Marissa left the room, and after a split second of which-way, remembered to go left. It was easier to regain her composure out in the open and keep her mask in place as she walked back down to the reception area—and all eyes were on her as she departed, as if word had spread among the staff. Strange that she recognized no faces—it made her realize anew just how many had been killed in the raids, how long it had been since she had been around her brother's work.

How the two of them, in spite of blood ties, were essentially strangers.

Taking the elevator back up to the surface, she emerged in the cell-like pre-building and punched her way out into the forest.

Unlike the evening before, tonight the moon shone brightly, illuminating the forest . . . and the absolutely no road in.

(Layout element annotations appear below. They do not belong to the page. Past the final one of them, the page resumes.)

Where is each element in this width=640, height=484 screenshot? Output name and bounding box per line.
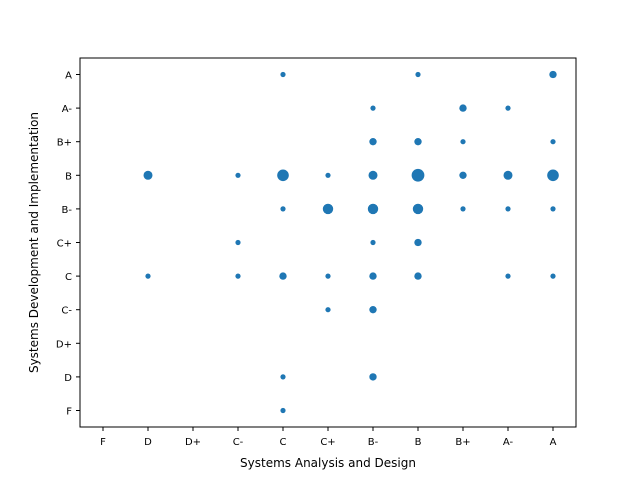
data-point bbox=[325, 273, 331, 279]
axis-ticks: F D D+ C- C C+ B- B B+ A- A F D D+ C- C C+ B- B B+ A- A bbox=[56, 71, 557, 449]
data-point bbox=[550, 139, 556, 145]
data-point bbox=[415, 71, 421, 78]
data-point bbox=[503, 170, 513, 180]
data-point bbox=[414, 138, 422, 146]
x-tick-label: C bbox=[280, 437, 287, 448]
data-point bbox=[370, 239, 376, 246]
data-point bbox=[370, 105, 376, 111]
data-point bbox=[369, 272, 377, 280]
data-point bbox=[505, 273, 511, 279]
data-point bbox=[505, 105, 511, 111]
y-tick-label: B bbox=[65, 171, 72, 182]
x-tick-label: B- bbox=[368, 437, 379, 448]
data-point bbox=[414, 238, 422, 247]
y-axis-label: Systems Development and Implementation bbox=[27, 112, 41, 373]
data-point bbox=[369, 138, 377, 146]
y-tick-label: C+ bbox=[57, 239, 72, 250]
data-point bbox=[414, 272, 422, 280]
y-tick-label: B+ bbox=[57, 138, 72, 149]
data-point bbox=[280, 71, 286, 78]
data-point bbox=[367, 203, 379, 215]
data-point bbox=[279, 272, 287, 280]
data-point bbox=[460, 206, 466, 212]
data-point bbox=[280, 407, 286, 414]
data-points bbox=[143, 70, 559, 414]
y-tick-label: B- bbox=[62, 205, 73, 216]
data-point bbox=[460, 139, 466, 145]
x-axis-label: Systems Analysis and Design bbox=[240, 456, 416, 470]
data-point bbox=[369, 373, 377, 381]
data-point bbox=[235, 273, 241, 279]
data-point bbox=[369, 306, 377, 314]
data-point bbox=[280, 374, 286, 380]
data-point bbox=[412, 203, 424, 215]
data-point bbox=[459, 104, 467, 112]
y-tick-label: F bbox=[66, 407, 72, 418]
data-point bbox=[143, 170, 153, 180]
data-point bbox=[325, 172, 331, 178]
data-point bbox=[550, 273, 556, 279]
data-point bbox=[235, 172, 241, 178]
x-tick-label: C+ bbox=[320, 437, 335, 448]
data-point bbox=[547, 169, 559, 182]
x-tick-label: C- bbox=[233, 437, 244, 448]
data-point bbox=[277, 169, 289, 182]
data-point bbox=[235, 239, 241, 246]
data-point bbox=[368, 170, 378, 180]
x-tick-label: D+ bbox=[185, 437, 201, 448]
y-tick-label: A bbox=[65, 71, 72, 82]
data-point bbox=[325, 307, 331, 313]
data-point bbox=[322, 203, 334, 215]
x-tick-label: B+ bbox=[455, 437, 470, 448]
data-point bbox=[505, 206, 511, 212]
data-point bbox=[145, 273, 151, 279]
data-point bbox=[549, 70, 557, 79]
x-tick-label: A- bbox=[503, 437, 514, 448]
x-tick-label: F bbox=[100, 437, 106, 448]
x-tick-label: B bbox=[415, 437, 422, 448]
data-point bbox=[280, 206, 286, 212]
y-tick-label: C- bbox=[61, 306, 72, 317]
x-tick-label: D bbox=[144, 437, 152, 448]
y-tick-label: D+ bbox=[56, 339, 72, 350]
plot-frame bbox=[79, 57, 577, 428]
y-tick-label: A- bbox=[62, 104, 73, 115]
data-point bbox=[459, 171, 467, 179]
data-point bbox=[411, 168, 425, 182]
y-tick-label: C bbox=[65, 272, 72, 283]
x-tick-label: A bbox=[550, 437, 557, 448]
y-tick-label: D bbox=[64, 373, 72, 384]
data-point bbox=[550, 206, 556, 212]
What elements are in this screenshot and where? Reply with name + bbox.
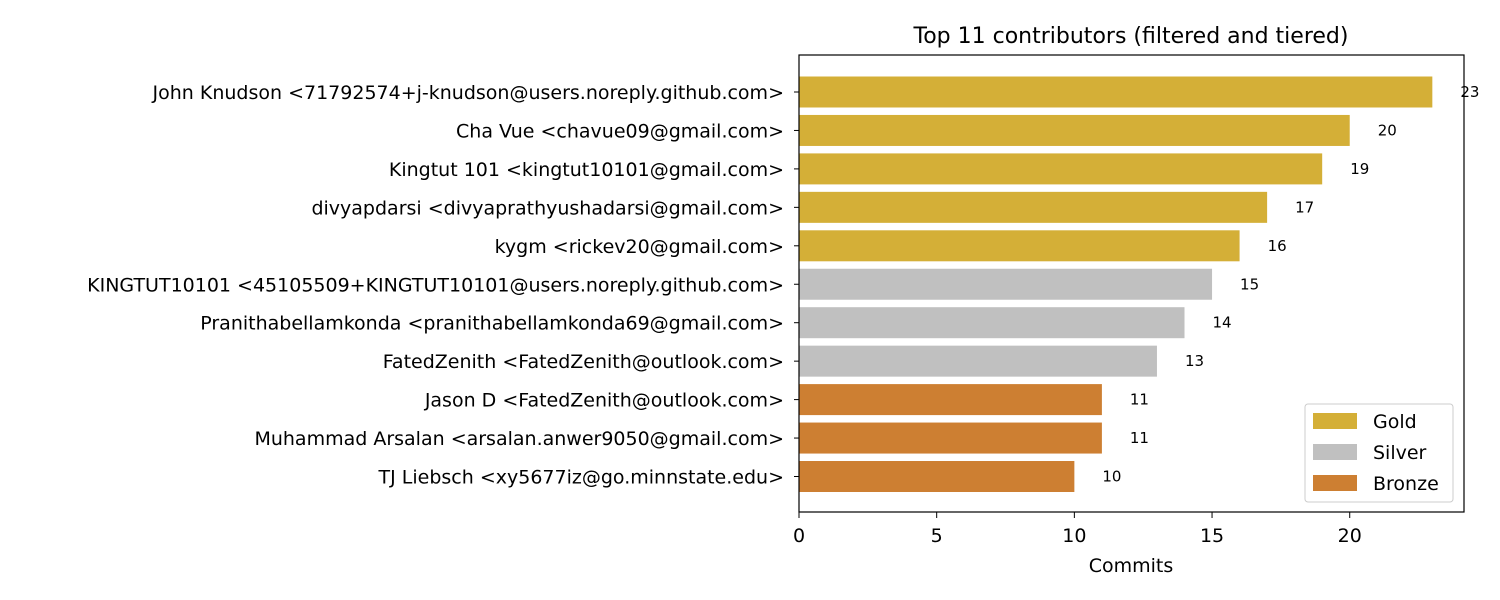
x-tick-label: 15 (1200, 525, 1224, 547)
bar (799, 268, 1213, 300)
bar (799, 384, 1102, 416)
bar (799, 461, 1075, 492)
y-tick-label: Jason D <FatedZenith@outlook.com> (424, 390, 784, 412)
x-tick-label: 10 (1062, 525, 1086, 547)
bar (799, 307, 1185, 339)
bar-value-label: 19 (1350, 160, 1369, 178)
bar (799, 422, 1102, 454)
y-tick-label: FatedZenith <FatedZenith@outlook.com> (383, 351, 784, 373)
legend-label: Silver (1373, 442, 1427, 464)
legend-swatch (1313, 475, 1357, 491)
bar-value-label: 20 (1378, 121, 1397, 139)
y-tick-label: divyapdarsi <divyaprathyushadarsi@gmail.… (311, 197, 784, 219)
bar-value-label: 10 (1102, 468, 1121, 486)
bar-value-label: 13 (1185, 352, 1204, 370)
bar-value-label: 15 (1240, 275, 1259, 293)
x-tick-label: 0 (793, 525, 805, 547)
bar-value-label: 11 (1130, 429, 1149, 447)
bar-value-label: 14 (1213, 314, 1232, 332)
y-tick-label: TJ Liebsch <xy5677iz@go.minnstate.edu> (378, 467, 784, 489)
bars-layer: 23 20 19 17 16 15 14 13 11 11 10 (799, 76, 1479, 492)
chart-title: Top 11 contributors (filtered and tiered… (913, 24, 1349, 49)
legend-label: Gold (1373, 411, 1417, 433)
bar-value-label: 11 (1130, 391, 1149, 409)
legend-swatch (1313, 444, 1357, 460)
axes-layer: John Knudson <71792574+j-knudson@users.n… (87, 54, 1465, 547)
plot-frame (798, 54, 1465, 513)
y-tick-label: KINGTUT10101 <45105509+KINGTUT10101@user… (87, 274, 784, 296)
bar (799, 76, 1433, 108)
y-tick-label: kygm <rickev20@gmail.com> (495, 236, 784, 258)
bar-value-label: 23 (1460, 83, 1479, 101)
x-tick-label: 5 (931, 525, 943, 547)
y-tick-label: Kingtut 101 <kingtut10101@gmail.com> (389, 159, 784, 181)
bar (799, 153, 1323, 185)
y-tick-label: Cha Vue <chavue09@gmail.com> (456, 120, 784, 142)
bar (799, 230, 1240, 262)
legend: Gold Silver Bronze (1304, 403, 1454, 503)
y-tick-label: John Knudson <71792574+j-knudson@users.n… (152, 82, 784, 104)
bar (799, 191, 1268, 223)
bar-value-label: 17 (1295, 198, 1314, 216)
y-tick-label: Muhammad Arsalan <arsalan.anwer9050@gmai… (254, 428, 784, 450)
legend-label: Bronze (1373, 473, 1439, 495)
y-tick-label: Pranithabellamkonda <pranithabellamkonda… (200, 313, 784, 335)
x-axis-label: Commits (1089, 555, 1174, 577)
bar (799, 345, 1157, 377)
bar-value-label: 16 (1268, 237, 1287, 255)
legend-swatch (1313, 413, 1357, 429)
bar (799, 114, 1350, 146)
x-tick-label: 20 (1338, 525, 1362, 547)
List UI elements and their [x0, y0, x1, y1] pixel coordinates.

It dawned on her then that there truly were a multiple of entrances to the subterranean complex, some for deliveries, others for patients who were able to dematerialize, and then that one for ambulances.

All of it so logically set up, undoubtedly due to her brother's input and influence.

Why hadn't Wrath told her that he was helping Havers with all this?

Then again, it wasn't really her business, was it.

Had Butch known? she wondered.

I am so sorry.

As Marissa heard her brother's voice in her head, her anger came back tenfold, to the point that she had to rub a heartburn sensation away from her sternum.

“Water under the bridge,” she told herself. “Time to go back to work.”

And yet she couldn't seem to leave. In fact, the idea of heading to Safe Place made her want to bolt in the opposite direction: She couldn't tell the staff there about what had happened just now. The female's death was like a negation of everything they tried to do under that roof: intercept, protect, educate, empower.

Nope. She couldn't face going there right away.

The problem was . . . she had no idea where to go.